(Picture here, if you will, my parents laughing uproariously at me, as they have been trying to get me to drink coffee most of my life, it seems.)
Somehow in the last few weeks it has gone from a bitter, unfriendly, if glorious-smelling, concoction to the epitome of deliciousness. I think I must have gone for it again out of sheer desperation on one of the mornings I was trying to turn back into a person who sleeps normally by not fumbling through sleeping and awake-but-dizzy until four in the afternoon or so, and dumped loads of milk and sugar in it, and lo! It was very nearly palatable. Very nearly. (On New Year's Day, when I downed a cup to get me through an afternoon of work at the deathly boring kiosk after staying up very very late with the usual lot, I spent the entire cup stalking through the house, gulping it down and shouting bleah!) And then I tried it again the next morning.

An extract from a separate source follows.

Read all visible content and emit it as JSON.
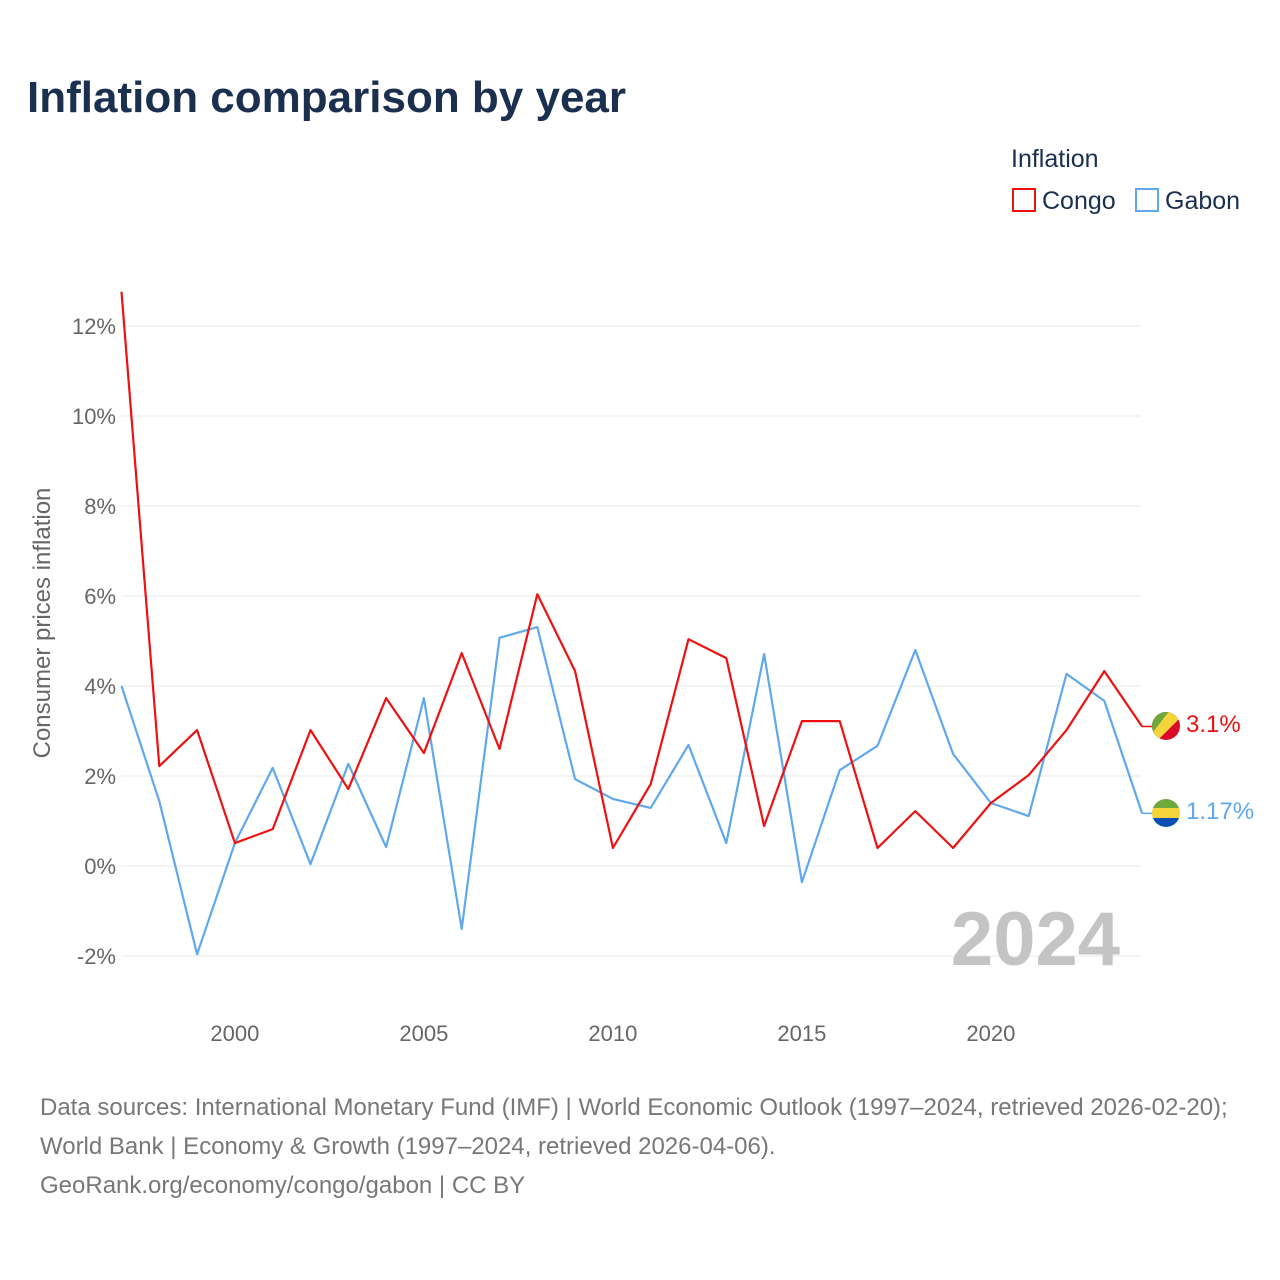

Before I knew what had happened to my unsuspecting tastebuds, I was in love.
It helps that I have my own very pretty Art Nouveau mug in which to drink it every morning. But aside from the fetching mug, the flavour! It is so wonderful and cosy! The caffeine! It is so fantastic and day-starting and inspiration-bringing!
I do not have a morning newspaper, and I prefer to read novels on my stomach, so what I am trying out now, after the ten minutes it usually takes me to read my email and all of the Twitter that happened during the night, is writing. By "trying", I mean "I've done it a couple of times this week", but it is working out rather all right. And the jump of caffeine has my brain all energised and ready to think of interesting things. I am on my forty-second page! It took me three months once to write a nine-page short story! I am improving! (Meanwhile, Catherynne M. Valente Twitters that she has finished writing her splendiferous online serial novel The Girl Who Circumnavigated Fairyland, which she started a mere couple of months ago. I flush emerald.)

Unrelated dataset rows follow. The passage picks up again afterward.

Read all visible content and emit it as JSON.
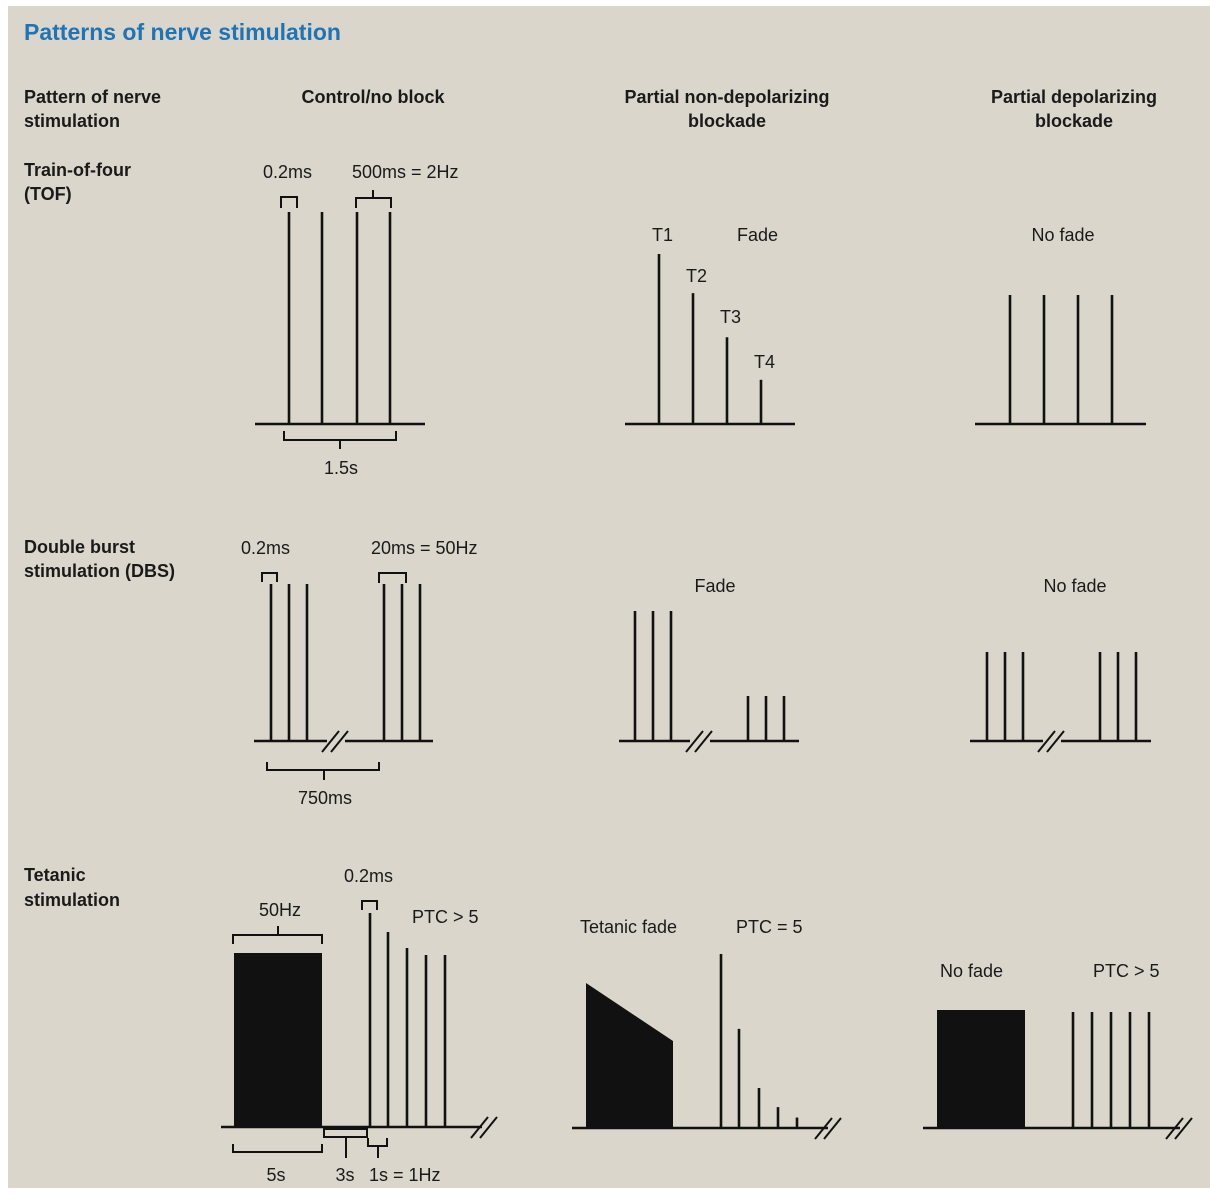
{
  "title": "Patterns of nerve stimulation",
  "headers": {
    "pattern": [
      "Pattern of nerve",
      "stimulation"
    ],
    "control": [
      "Control/no block"
    ],
    "nondep": [
      "Partial non-depolarizing",
      "blockade"
    ],
    "dep": [
      "Partial depolarizing",
      "blockade"
    ]
  },
  "rows": {
    "tof": {
      "label": [
        "Train-of-four",
        "(TOF)"
      ],
      "control": {
        "pulse_width": "0.2ms",
        "interval": "500ms  =  2Hz",
        "duration": "1.5s"
      },
      "nondep": {
        "t1": "T1",
        "t2": "T2",
        "t3": "T3",
        "t4": "T4",
        "fade": "Fade",
        "heights": [
          1.0,
          0.77,
          0.51,
          0.26
        ]
      },
      "dep": {
        "fade": "No  fade"
      }
    },
    "dbs": {
      "label": [
        "Double burst",
        "stimulation (DBS)"
      ],
      "control": {
        "pulse_width": "0.2ms",
        "interval": "20ms  =  50Hz",
        "duration": "750ms"
      },
      "nondep": {
        "fade": "Fade"
      },
      "dep": {
        "fade": "No  fade"
      }
    },
    "tet": {
      "label": [
        "Tetanic",
        "stimulation"
      ],
      "control": {
        "freq": "50Hz",
        "pulse_width": "0.2ms",
        "ptc": "PTC  >  5",
        "tet_duration": "5s",
        "pause": "3s",
        "single": "1s  =  1Hz"
      },
      "nondep": {
        "fade": "Tetanic  fade",
        "ptc": "PTC  =  5",
        "heights": [
          1.0,
          0.57,
          0.23,
          0.12,
          0.06
        ]
      },
      "dep": {
        "fade": "No  fade",
        "ptc": "PTC > 5"
      }
    }
  }
}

And my last gulp of coffee has gone cold, Evangeline needs to finish being unconscious, and a large black cat has made himself comfortable in my lap. It's a fey, misty morning -- you can smell Autumn coming, even when you don't hear it in the farewell calls of nightflying geese and the wuthering of the wind, or glimpse it in the brief glimmer of red and gold hidden in the furthest branches of the trees.